Many private initiatives complement the work of institutions like MACBA, and the city’s other public art organizations – MNAC, the Picasso Museum, CCCB, Hangar, La Virreina, CaixaForum, Arts Santa Mònica, and Fabra i Coats. Among them, the Miró, Tàpies, Suñol, and Vila Casas foundations are most notable. One could also mention KBr Barcelona and Foto Colectania, dedicated to photography. More recently, the Museum of Forbidden Art (owned by the collector and media magnate Tatxo Benet) and Moco Museum Barcelona have joined the list. The art offerings are vast and almost always of the highest quality.

Actually, Barcelona has always produced and shown good art, but collecting remains a specialist interest – one that doesn’t seem to hold very deep roots.
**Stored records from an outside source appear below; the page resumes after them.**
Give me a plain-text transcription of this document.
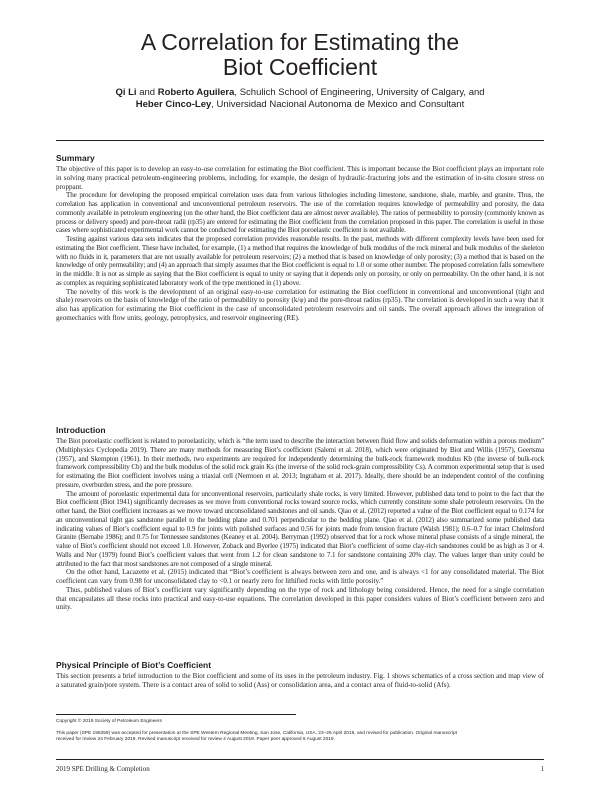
A Correlation for Estimating the
Biot Coefficient
Qi Li and Roberto Aguilera, Schulich School of Engineering, University of Calgary, and
Heber Cinco-Ley, Universidad Nacional Autonoma de Mexico and Consultant
Summary

The objective of this paper is to develop an easy-to-use correlation for estimating the Biot coefficient. This is important because the Biot coefficient plays an important role in solving many practical petroleum-engineering problems, including, for example, the design of hydraulic-fracturing jobs and the estimation of in-situ closure stress on proppant.

The procedure for developing the proposed empirical correlation uses data from various lithologies including limestone, sandstone, shale, marble, and granite. Thus, the correlation has application in conventional and unconventional petroleum reservoirs. The use of the correlation requires knowledge of permeability and porosity, the data commonly available in petroleum engineering (on the other hand, the Biot coefficient data are almost never available). The ratios of permeability to porosity (commonly known as process or delivery speed) and pore-throat radii (rp35) are entered for estimating the Biot coefficient from the correlation proposed in this paper. The correlation is useful in those cases where sophisticated experimental work cannot be conducted for estimating the Biot poroelastic coefficient is not available.

Testing against various data sets indicates that the proposed correlation provides reasonable results. In the past, methods with different complexity levels have been used for estimating the Biot coefficient. These have included, for example, (1) a method that requires the knowledge of bulk modulus of the rock mineral and bulk modulus of the skeleton with no fluids in it, parameters that are not usually available for petroleum reservoirs; (2) a method that is based on knowledge of only porosity; (3) a method that is based on the knowledge of only permeability; and (4) an approach that simply assumes that the Biot coefficient is equal to 1.0 or some other number. The proposed correlation falls somewhere in the middle. It is not as simple as saying that the Biot coefficient is equal to unity or saying that it depends only on porosity, or only on permeability. On the other hand, it is not as complex as requiring sophisticated laboratory work of the type mentioned in (1) above.

The novelty of this work is the development of an original easy-to-use correlation for estimating the Biot coefficient in conventional and unconventional (tight and shale) reservoirs on the basis of knowledge of the ratio of permeability to porosity (k/φ) and the pore-throat radius (rp35). The correlation is developed in such a way that it also has application for estimating the Biot coefficient in the case of unconsolidated petroleum reservoirs and oil sands. The overall approach allows the integration of geomechanics with flow units, geology, petrophysics, and reservoir engineering (RE).

Introduction

The Biot poroelastic coefficient is related to poroelasticity, which is “the term used to describe the interaction between fluid flow and solids deformation within a porous medium” (Multiphysics Cyclopedia 2019). There are many methods for measuring Biot’s coefficient (Salemi et al. 2018), which were originated by Biot and Willis (1957), Geertsma (1957), and Skempton (1961). In their methods, two experiments are required for independently determining the bulk-rock framework modulus Kb (the inverse of bulk-rock framework compressibility Cb) and the bulk modulus of the solid rock grain Ks (the inverse of the solid rock-grain compressibility Cs). A common experimental setup that is used for estimating the Biot coefficient involves using a triaxial cell (Nermoen et al. 2013; Ingraham et al. 2017). Ideally, there should be an independent control of the confining pressure, overburden stress, and the pore pressure.

The amount of poroelastic experimental data for unconventional reservoirs, particularly shale rocks, is very limited. However, published data tend to point to the fact that the Biot coefficient (Biot 1941) significantly decreases as we move from conventional rocks toward source rocks, which currently constitute some shale petroleum reservoirs. On the other hand, the Biot coefficient increases as we move toward unconsolidated sandstones and oil sands. Qiao et al. (2012) reported a value of the Biot coefficient equal to 0.174 for an unconventional tight gas sandstone parallel to the bedding plane and 0.701 perpendicular to the bedding plane. Qiao et al. (2012) also summarized some published data indicating values of Biot’s coefficient equal to 0.9 for joints with polished surfaces and 0.56 for joints made from tension fracture (Walsh 1981); 0.6–0.7 for intact Chelmsford Granite (Bernabe 1986); and 0.75 for Tennessee sandstones (Keaney et al. 2004). Berryman (1992) observed that for a rock whose mineral phase consists of a single mineral, the value of Biot’s coefficient should not exceed 1.0. However, Zoback and Byerlee (1975) indicated that Biot’s coefficient of some clay-rich sandstones could be as high as 3 or 4. Walls and Nur (1979) found Biot’s coefficient values that went from 1.2 for clean sandstone to 7.1 for sandstone containing 20% clay. The values larger than unity could be attributed to the fact that most sandstones are not composed of a single mineral.

On the other hand, Lacazette et al. (2015) indicated that “Biot’s coefficient is always between zero and one, and is always <1 for any consolidated material. The Biot coefficient can vary from 0.98 for unconsolidated clay to <0.1 or nearly zero for lithified rocks with little porosity.”

Thus, published values of Biot’s coefficient vary significantly depending on the type of rock and lithology being considered. Hence, the need for a single correlation that encapsulates all these rocks into practical and easy-to-use equations. The correlation developed in this paper considers values of Biot’s coefficient between zero and unity.

Physical Principle of Biot’s Coefficient

This section presents a brief introduction to the Biot coefficient and some of its uses in the petroleum industry. Fig. 1 shows schematics of a cross section and map view of a saturated grain/pore system. There is a contact area of solid to solid (Ass) or consolidation area, and a contact area of fluid-to-solid (Afs).

Copyright © 2019 Society of Petroleum Engineers
This paper (SPE 195359) was accepted for presentation at the SPE Western Regional Meeting, San Jose, California, USA, 23–26 April 2019, and revised for publication. Original manuscript
received for review 24 February 2019. Revised manuscript received for review 4 August 2019. Paper peer approved 6 August 2019.
2019 SPE Drilling & Completion	1
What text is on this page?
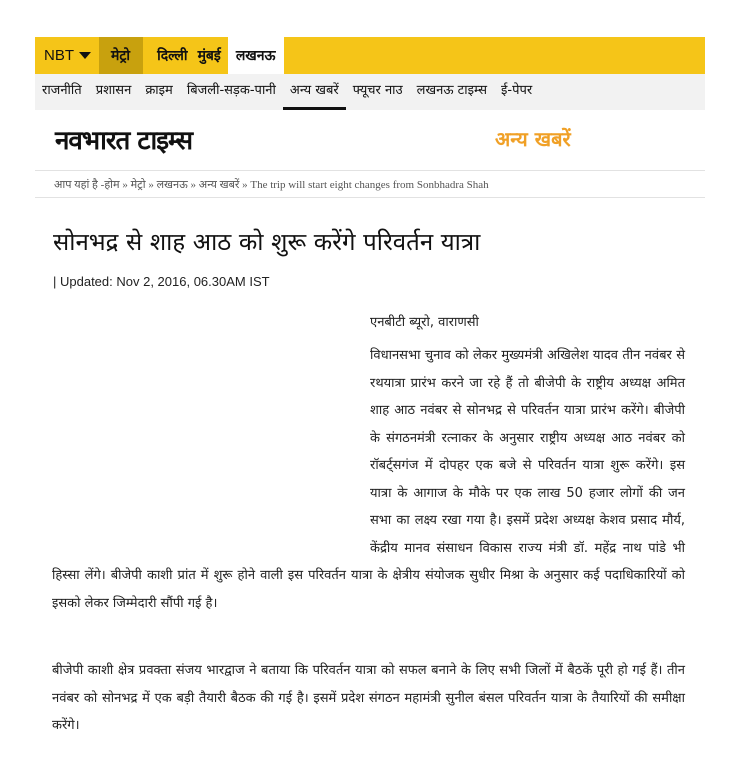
NBT	मेट्रो	दिल्ली मुंबई	लखनऊ
राजनीति	प्रशासन	क्राइम	बिजली-सड़क-पानी	अन्य खबरें	फ्यूचर नाउ	लखनऊ टाइम्स	ई-पेपर
नवभारत टाइम्स	अन्य खबरें
आप यहां है -होम » मेट्रो » लखनऊ » अन्य खबरें » The trip will start eight changes from Sonbhadra Shah
सोनभद्र से शाह आठ को शुरू करेंगे परिवर्तन यात्रा
| Updated: Nov 2, 2016, 06.30AM IST
एनबीटी ब्यूरो, वाराणसी

विधानसभा चुनाव को लेकर मुख्यमंत्री अखिलेश यादव तीन नवंबर से रथयात्रा प्रारंभ करने जा रहे हैं तो बीजेपी के राष्ट्रीय अध्यक्ष अमित शाह आठ नवंबर से सोनभद्र से परिवर्तन यात्रा प्रारंभ करेंगे। बीजेपी के संगठनमंत्री रत्नाकर के अनुसार राष्ट्रीय अध्यक्ष आठ नवंबर को रॉबर्ट्सगंज में दोपहर एक बजे से परिवर्तन यात्रा शुरू करेंगे। इस यात्रा के आगाज के मौके पर एक लाख 50 हजार लोगों की जन सभा का लक्ष्य रखा गया है। इसमें प्रदेश अध्यक्ष केशव प्रसाद मौर्य, केंद्रीय मानव संसाधन विकास राज्य मंत्री डॉ. महेंद्र नाथ पांडे भी हिस्सा लेंगे। बीजेपी काशी प्रांत में शुरू होने वाली इस परिवर्तन यात्रा के क्षेत्रीय संयोजक सुधीर मिश्रा के अनुसार कई पदाधिकारियों को इसको लेकर जिम्मेदारी सौंपी गई है।

बीजेपी काशी क्षेत्र प्रवक्ता संजय भारद्वाज ने बताया कि परिवर्तन यात्रा को सफल बनाने के लिए सभी जिलों में बैठकें पूरी हो गई हैं। तीन नवंबर को सोनभद्र में एक बड़ी तैयारी बैठक की गई है। इसमें प्रदेश संगठन महामंत्री सुनील बंसल परिवर्तन यात्रा के तैयारियों की समीक्षा करेंगे।
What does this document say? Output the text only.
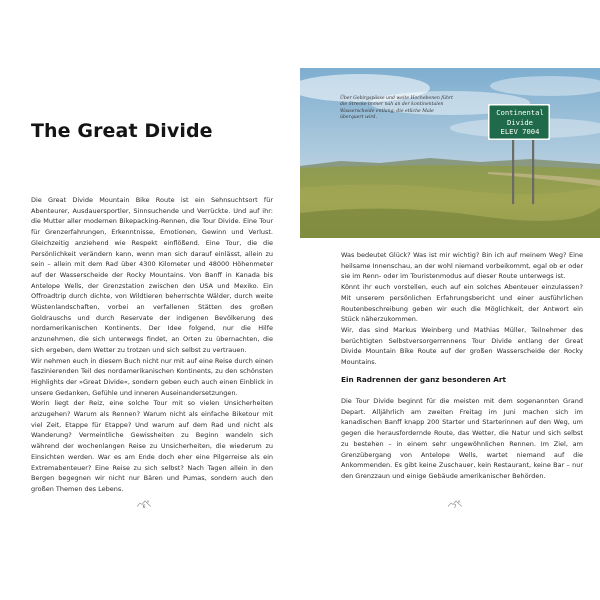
The Great Divide

Die Great Divide Mountain Bike Route ist ein Sehnsuchtsort für Abenteurer, Ausdauersportler, Sinnsuchende und Verrückte. Und auf ihr: die Mutter aller modernen Bikepacking-Rennen, die Tour Divide. Eine Tour für Grenzerfahrungen, Erkenntnisse, Emotionen, Gewinn und Verlust. Gleichzeitig anziehend wie Respekt einflößend. Eine Tour, die die Persönlichkeit verändern kann, wenn man sich darauf einlässt, allein zu sein – allein mit dem Rad über 4300 Kilometer und 48000 Höhenmeter auf der Wasserscheide der Rocky Mountains. Von Banff in Kanada bis Antelope Wells, der Grenzstation zwischen den USA und Mexiko. Ein Offroadtrip durch dichte, von Wildtieren beherrschte Wälder, durch weite Wüstenlandschaften, vorbei an verfallenen Stätten des großen Goldrauschs und durch Reservate der indigenen Bevölkerung des nordamerikanischen Kontinents. Der Idee folgend, nur die Hilfe anzunehmen, die sich unterwegs findet, an Orten zu übernachten, die sich ergeben, dem Wetter zu trotzen und sich selbst zu vertrauen.

Wir nehmen euch in diesem Buch nicht nur mit auf eine Reise durch einen faszinierenden Teil des nordamerikanischen Kontinents, zu den schönsten Highlights der »Great Divide«, sondern geben euch auch einen Einblick in unsere Gedanken, Gefühle und inneren Auseinandersetzungen.

Worin liegt der Reiz, eine solche Tour mit so vielen Unsicherheiten anzugehen? Warum als Rennen? Warum nicht als einfache Biketour mit viel Zeit, Etappe für Etappe? Und warum auf dem Rad und nicht als Wanderung? Vermeintliche Gewissheiten zu Beginn wandeln sich während der wochenlangen Reise zu Unsicherheiten, die wiederum zu Einsichten werden. War es am Ende doch eher eine Pilgerreise als ein Extremabenteuer? Eine Reise zu sich selbst? Nach Tagen allein in den Bergen begegnen wir nicht nur Bären und Pumas, sondern auch den großen Themen des Lebens.

6	7

Über Gebirgspässe und weite Hochebenen führt die Strecke immer nah an der kontinentalen Wasserscheide entlang, die etliche Male überquert wird.

Continental
Divide
ELEV 7004

Was bedeutet Glück? Was ist mir wichtig? Bin ich auf meinem Weg? Eine heilsame Innenschau, an der wohl niemand vorbeikommt, egal ob er oder sie im Renn- oder im Touristenmodus auf dieser Route unterwegs ist.

Könnt ihr euch vorstellen, euch auf ein solches Abenteuer einzulassen? Mit unserem persönlichen Erfahrungsbericht und einer ausführlichen Routenbeschreibung geben wir euch die Möglichkeit, der Antwort ein Stück näherzukommen.

Wir, das sind Markus Weinberg und Mathias Müller, Teilnehmer des berüchtigten Selbstversorgerrennens Tour Divide entlang der Great Divide Mountain Bike Route auf der großen Wasserscheide der Rocky Mountains.

Ein Radrennen der ganz besonderen Art

Die Tour Divide beginnt für die meisten mit dem sogenannten Grand Depart. Alljährlich am zweiten Freitag im Juni machen sich im kanadischen Banff knapp 200 Starter und Starterinnen auf den Weg, um gegen die herausfordernde Route, das Wetter, die Natur und sich selbst zu bestehen – in einem sehr ungewöhnlichen Rennen. Im Ziel, am Grenzübergang von Antelope Wells, wartet niemand auf die Ankommenden. Es gibt keine Zuschauer, kein Restaurant, keine Bar – nur den Grenzzaun und einige Gebäude amerikanischer Behörden.
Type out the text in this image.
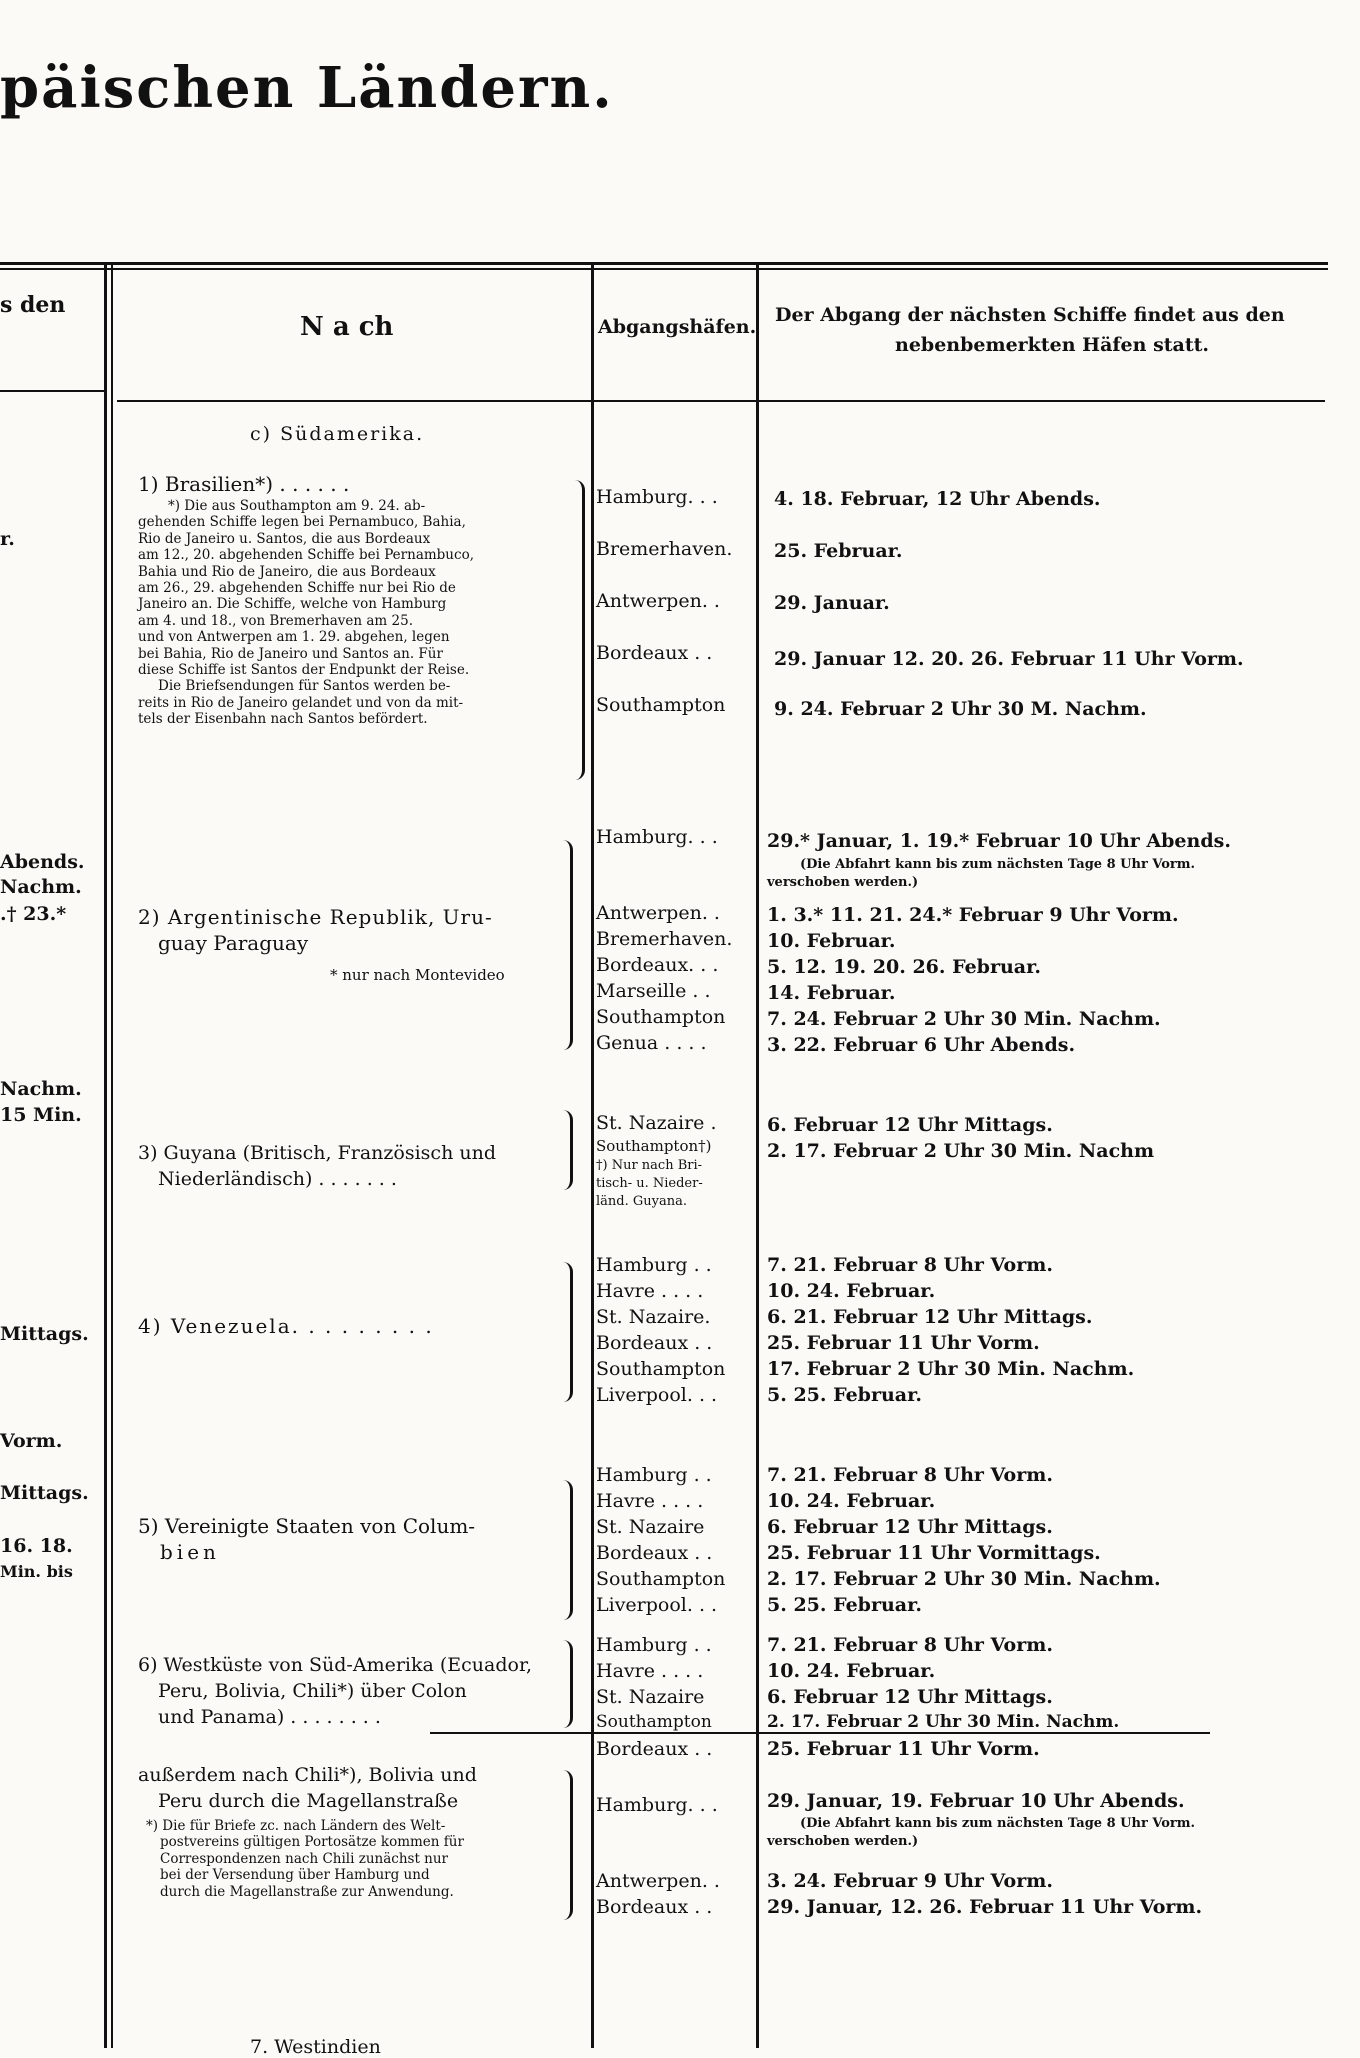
päischen Ländern.
s den
N a ch	Abgangshäfen.
Der Abgang der nächsten Schiffe findet aus den
nebenbemerkten Häfen statt.
r.
Abends.
Nachm.
.† 23.*
Nachm.
15 Min.
Mittags.
Vorm.
Mittags.
16. 18.
Min. bis
c) Südamerika.
1) Brasilien*) . . . . . .
*) Die aus Southampton am 9. 24. ab-
gehenden Schiffe legen bei Pernambuco, Bahia,
Rio de Janeiro u. Santos, die aus Bordeaux
am 12., 20. abgehenden Schiffe bei Pernambuco,
Bahia und Rio de Janeiro, die aus Bordeaux
am 26., 29. abgehenden Schiffe nur bei Rio de
Janeiro an. Die Schiffe, welche von Hamburg
am 4. und 18., von Bremerhaven am 25.
und von Antwerpen am 1. 29. abgehen, legen
bei Bahia, Rio de Janeiro und Santos an. Für
diese Schiffe ist Santos der Endpunkt der Reise.
Die Briefsendungen für Santos werden be-
reits in Rio de Janeiro gelandet und von da mit-
tels der Eisenbahn nach Santos befördert.
Hamburg. . .
Bremerhaven.
Antwerpen. .
Bordeaux . .
Southampton
4. 18. Februar, 12 Uhr Abends.
25. Februar.
29. Januar.
29. Januar 12. 20. 26. Februar 11 Uhr Vorm.
9. 24. Februar 2 Uhr 30 M. Nachm.
2) Argentinische Republik, Uru-
guay Paraguay
* nur nach Montevideo
Hamburg. . .
Antwerpen. .
Bremerhaven.
Bordeaux. . .
Marseille . .
Southampton
Genua . . . .
29.* Januar, 1. 19.* Februar 10 Uhr Abends.
(Die Abfahrt kann bis zum nächsten Tage 8 Uhr Vorm.
verschoben werden.)
1. 3.* 11. 21. 24.* Februar 9 Uhr Vorm.
10. Februar.
5. 12. 19. 20. 26. Februar.
14. Februar.
7. 24. Februar 2 Uhr 30 Min. Nachm.
3. 22. Februar 6 Uhr Abends.
3) Guyana (Britisch, Französisch und
Niederländisch) . . . . . . .
St. Nazaire .
Southampton†)
†) Nur nach Bri-
tisch- u. Nieder-
länd. Guyana.
6. Februar 12 Uhr Mittags.
2. 17. Februar 2 Uhr 30 Min. Nachm
4) Venezuela. . . . . . . . .
Hamburg . .
Havre . . . .
St. Nazaire.
Bordeaux . .
Southampton
Liverpool. . .
7. 21. Februar 8 Uhr Vorm.
10. 24. Februar.
6. 21. Februar 12 Uhr Mittags.
25. Februar 11 Uhr Vorm.
17. Februar 2 Uhr 30 Min. Nachm.
5. 25. Februar.
5) Vereinigte Staaten von Colum-
bien
Hamburg . .
Havre . . . .
St. Nazaire
Bordeaux . .
Southampton
Liverpool. . .
7. 21. Februar 8 Uhr Vorm.
10. 24. Februar.
6. Februar 12 Uhr Mittags.
25. Februar 11 Uhr Vormittags.
2. 17. Februar 2 Uhr 30 Min. Nachm.
5. 25. Februar.
6) Westküste von Süd-Amerika (Ecuador,
Peru, Bolivia, Chili*) über Colon
und Panama) . . . . . . . .
Hamburg . .
Havre . . . .
St. Nazaire
Southampton
Bordeaux . .
7. 21. Februar 8 Uhr Vorm.
10. 24. Februar.
6. Februar 12 Uhr Mittags.
2. 17. Februar 2 Uhr 30 Min. Nachm.
25. Februar 11 Uhr Vorm.
außerdem nach Chili*), Bolivia und
Peru durch die Magellanstraße
*) Die für Briefe zc. nach Ländern des Welt-
postvereins gültigen Portosätze kommen für
Correspondenzen nach Chili zunächst nur
bei der Versendung über Hamburg und
durch die Magellanstraße zur Anwendung.
Hamburg. . .
Antwerpen. .
Bordeaux . .
29. Januar, 19. Februar 10 Uhr Abends.
(Die Abfahrt kann bis zum nächsten Tage 8 Uhr Vorm.
verschoben werden.)
3. 24. Februar 9 Uhr Vorm.
29. Januar, 12. 26. Februar 11 Uhr Vorm.
7. Westindien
Yet Rebeca Blanchard, Àlex Nogueras, and Patricia and Marta de Muga, partners at the Prats Nogueras Blanchard gallery (created earlier this year as a merger between two pre-existing galleries), underline that the failure to pass the tradition of collecting down from one generation to the next is partly offset by the European population owning second homes in the city. ‘Whereas in Madrid you will find Latin American collectors, we have many collectors from countries like Switzerland, Germany, and France, who live in Barcelona for part of the year. They are very respectful and open-minded. Furthermore, many of them are interested in Catalan artists, which we find quite nice of them.’

Their interest isn’t hard to understand. As with any art scene, buoyancy often comes from the artists themselves, something Dyangani Ose was quick to recognize. ‘Being at the helm of MACBA, I often receive very interesting, highly interdisciplinary proposals, and my encounters with this dynamic Barcelona remind of the city I knew over 20 years ago,’ she says. ‘I feel like this energy is now being recovered. Barcelona is beginning to believe in itself.’